Well, watch and take note. I’ve been noticing this for almost all my adult life.
Interesting. I don’t always remember names but to those I do, I tend to call you by your full name. No Bob’s or Art’s, you’re Robert and Arthur and so on.
Insufficient data — you’d have to be able to observe how people address their perceived peer group vs. others.
If we mean “do other ethnicities show disinterest in my name” yep. To most Indian people my name is apparently “yes” :D
Among sketchy people of all colors, though, check your wallet if you find yourself being called “boss.”
You are wrong.
I was born lily white and I have always had trouble remembering names and faces.
My good friend and next door neighbor,
(who just happens to have been born black,
however, is my go-to guy to remind me.
Name blindness? I must be black and not know it. ;-)
"On online forums"? These names are all fake anyway. Why bother learning or remembering them? I have trouble keeping my own ones straight and the passwords too. Everybody has trouble remembering names sometimes.

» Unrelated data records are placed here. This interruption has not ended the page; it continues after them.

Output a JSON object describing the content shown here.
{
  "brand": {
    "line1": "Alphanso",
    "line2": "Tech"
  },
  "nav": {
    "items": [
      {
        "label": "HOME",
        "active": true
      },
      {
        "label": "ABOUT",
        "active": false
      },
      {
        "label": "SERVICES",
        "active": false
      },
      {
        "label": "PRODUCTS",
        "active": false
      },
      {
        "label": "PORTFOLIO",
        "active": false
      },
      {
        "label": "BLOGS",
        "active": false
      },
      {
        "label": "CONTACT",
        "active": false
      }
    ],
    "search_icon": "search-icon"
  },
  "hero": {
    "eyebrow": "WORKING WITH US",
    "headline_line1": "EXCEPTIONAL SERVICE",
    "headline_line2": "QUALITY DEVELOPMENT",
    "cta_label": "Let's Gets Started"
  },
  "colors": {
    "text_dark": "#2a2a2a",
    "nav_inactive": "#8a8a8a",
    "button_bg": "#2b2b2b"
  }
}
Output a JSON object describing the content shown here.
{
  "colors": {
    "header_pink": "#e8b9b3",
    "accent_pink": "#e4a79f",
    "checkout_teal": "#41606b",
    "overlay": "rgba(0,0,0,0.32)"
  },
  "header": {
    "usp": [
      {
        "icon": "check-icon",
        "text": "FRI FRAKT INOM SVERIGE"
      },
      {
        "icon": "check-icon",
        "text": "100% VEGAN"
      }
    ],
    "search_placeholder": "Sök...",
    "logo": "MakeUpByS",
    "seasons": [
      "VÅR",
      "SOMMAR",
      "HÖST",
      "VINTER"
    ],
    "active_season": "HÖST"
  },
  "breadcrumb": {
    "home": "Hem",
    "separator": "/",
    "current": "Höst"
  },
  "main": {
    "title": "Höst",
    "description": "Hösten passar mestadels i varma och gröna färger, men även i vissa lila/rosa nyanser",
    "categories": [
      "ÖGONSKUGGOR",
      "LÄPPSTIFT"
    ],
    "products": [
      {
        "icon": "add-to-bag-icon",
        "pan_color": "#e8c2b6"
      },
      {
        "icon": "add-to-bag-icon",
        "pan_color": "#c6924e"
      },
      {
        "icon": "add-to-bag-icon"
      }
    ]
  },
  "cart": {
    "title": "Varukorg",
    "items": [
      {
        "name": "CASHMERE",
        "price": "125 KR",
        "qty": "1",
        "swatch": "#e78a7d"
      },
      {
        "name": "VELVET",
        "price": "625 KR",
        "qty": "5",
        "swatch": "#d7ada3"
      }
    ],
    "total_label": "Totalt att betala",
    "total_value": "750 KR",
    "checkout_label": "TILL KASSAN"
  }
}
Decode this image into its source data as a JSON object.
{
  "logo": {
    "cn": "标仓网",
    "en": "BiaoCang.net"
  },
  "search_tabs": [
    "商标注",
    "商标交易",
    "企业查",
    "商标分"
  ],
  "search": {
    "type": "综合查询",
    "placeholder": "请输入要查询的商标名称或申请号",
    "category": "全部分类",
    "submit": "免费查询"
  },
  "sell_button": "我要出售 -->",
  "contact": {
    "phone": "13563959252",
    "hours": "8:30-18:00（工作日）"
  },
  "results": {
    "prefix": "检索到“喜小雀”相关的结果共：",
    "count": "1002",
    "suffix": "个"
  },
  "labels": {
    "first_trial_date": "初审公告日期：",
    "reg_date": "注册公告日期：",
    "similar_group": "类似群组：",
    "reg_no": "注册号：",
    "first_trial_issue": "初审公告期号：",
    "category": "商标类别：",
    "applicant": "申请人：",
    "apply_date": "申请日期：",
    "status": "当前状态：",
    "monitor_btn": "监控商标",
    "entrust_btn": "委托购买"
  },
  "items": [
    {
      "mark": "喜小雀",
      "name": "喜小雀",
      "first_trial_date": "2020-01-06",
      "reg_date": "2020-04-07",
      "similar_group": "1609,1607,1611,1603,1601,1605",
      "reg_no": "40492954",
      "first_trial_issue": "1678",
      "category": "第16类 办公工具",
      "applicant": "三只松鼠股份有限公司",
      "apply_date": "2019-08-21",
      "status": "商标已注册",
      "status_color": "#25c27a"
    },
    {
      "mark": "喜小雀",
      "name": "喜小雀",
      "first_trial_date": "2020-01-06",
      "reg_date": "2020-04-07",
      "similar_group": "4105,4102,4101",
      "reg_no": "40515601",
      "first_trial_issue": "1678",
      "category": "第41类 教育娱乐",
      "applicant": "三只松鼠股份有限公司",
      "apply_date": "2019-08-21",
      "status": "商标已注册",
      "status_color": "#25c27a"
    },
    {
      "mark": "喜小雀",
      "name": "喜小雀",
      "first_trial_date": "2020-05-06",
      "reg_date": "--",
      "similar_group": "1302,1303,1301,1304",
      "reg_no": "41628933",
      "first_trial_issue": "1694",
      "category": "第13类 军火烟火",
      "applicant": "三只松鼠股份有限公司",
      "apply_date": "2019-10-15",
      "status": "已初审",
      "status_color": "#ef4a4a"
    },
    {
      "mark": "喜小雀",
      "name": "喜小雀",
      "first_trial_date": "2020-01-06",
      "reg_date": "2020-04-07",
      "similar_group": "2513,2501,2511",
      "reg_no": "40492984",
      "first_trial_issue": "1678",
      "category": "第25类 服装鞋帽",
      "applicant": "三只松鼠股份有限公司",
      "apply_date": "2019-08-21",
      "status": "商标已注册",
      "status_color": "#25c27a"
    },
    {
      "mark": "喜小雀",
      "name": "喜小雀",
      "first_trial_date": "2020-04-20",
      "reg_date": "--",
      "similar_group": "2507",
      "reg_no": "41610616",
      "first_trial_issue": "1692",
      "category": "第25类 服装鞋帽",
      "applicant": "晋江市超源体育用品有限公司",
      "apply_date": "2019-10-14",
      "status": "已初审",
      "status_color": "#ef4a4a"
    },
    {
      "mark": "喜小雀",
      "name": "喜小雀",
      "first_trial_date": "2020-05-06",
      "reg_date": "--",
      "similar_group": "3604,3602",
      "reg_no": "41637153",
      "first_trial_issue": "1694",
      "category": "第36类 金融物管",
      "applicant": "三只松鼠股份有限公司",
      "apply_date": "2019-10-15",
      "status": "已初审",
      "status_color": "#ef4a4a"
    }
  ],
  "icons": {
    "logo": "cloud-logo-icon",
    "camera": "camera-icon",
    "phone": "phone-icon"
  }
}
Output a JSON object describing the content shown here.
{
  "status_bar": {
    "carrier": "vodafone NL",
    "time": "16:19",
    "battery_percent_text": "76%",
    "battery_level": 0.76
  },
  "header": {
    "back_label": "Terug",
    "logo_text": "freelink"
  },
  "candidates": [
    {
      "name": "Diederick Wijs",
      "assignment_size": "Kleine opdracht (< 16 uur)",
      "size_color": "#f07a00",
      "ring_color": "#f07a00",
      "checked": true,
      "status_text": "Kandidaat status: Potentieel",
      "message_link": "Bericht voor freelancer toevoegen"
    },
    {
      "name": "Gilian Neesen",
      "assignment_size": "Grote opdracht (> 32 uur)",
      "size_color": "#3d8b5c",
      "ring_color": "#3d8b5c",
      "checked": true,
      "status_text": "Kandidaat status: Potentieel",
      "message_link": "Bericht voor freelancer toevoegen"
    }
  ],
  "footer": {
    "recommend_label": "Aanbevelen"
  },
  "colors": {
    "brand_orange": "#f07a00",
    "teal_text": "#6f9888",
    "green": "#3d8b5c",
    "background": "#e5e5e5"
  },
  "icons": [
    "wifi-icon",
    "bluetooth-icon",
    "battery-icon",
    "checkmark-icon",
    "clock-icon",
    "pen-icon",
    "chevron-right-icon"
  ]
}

Even the scolds who reproach others for doing it.
I have done that all my life.
Could not even come up with spouse name in introductions. Consistently.
I have many work arounds.
When reading novels I refer to the characters as I read them by first initial.
I hang my knowledge of people not on name but on other certain information that immediately triggers my memory.
You could try the Dale Carnegie method:
So that is where that idiotic “Bro” thing comes from?
If your wife says she isn’t sure you could pick her out of a room of tall blonde women - that is face blindness. It is genetic.
It wasn’t a problem years ago when people lived in the same town all their lives. It can be a problem now with an ever changing group of co-workers in the corporate world.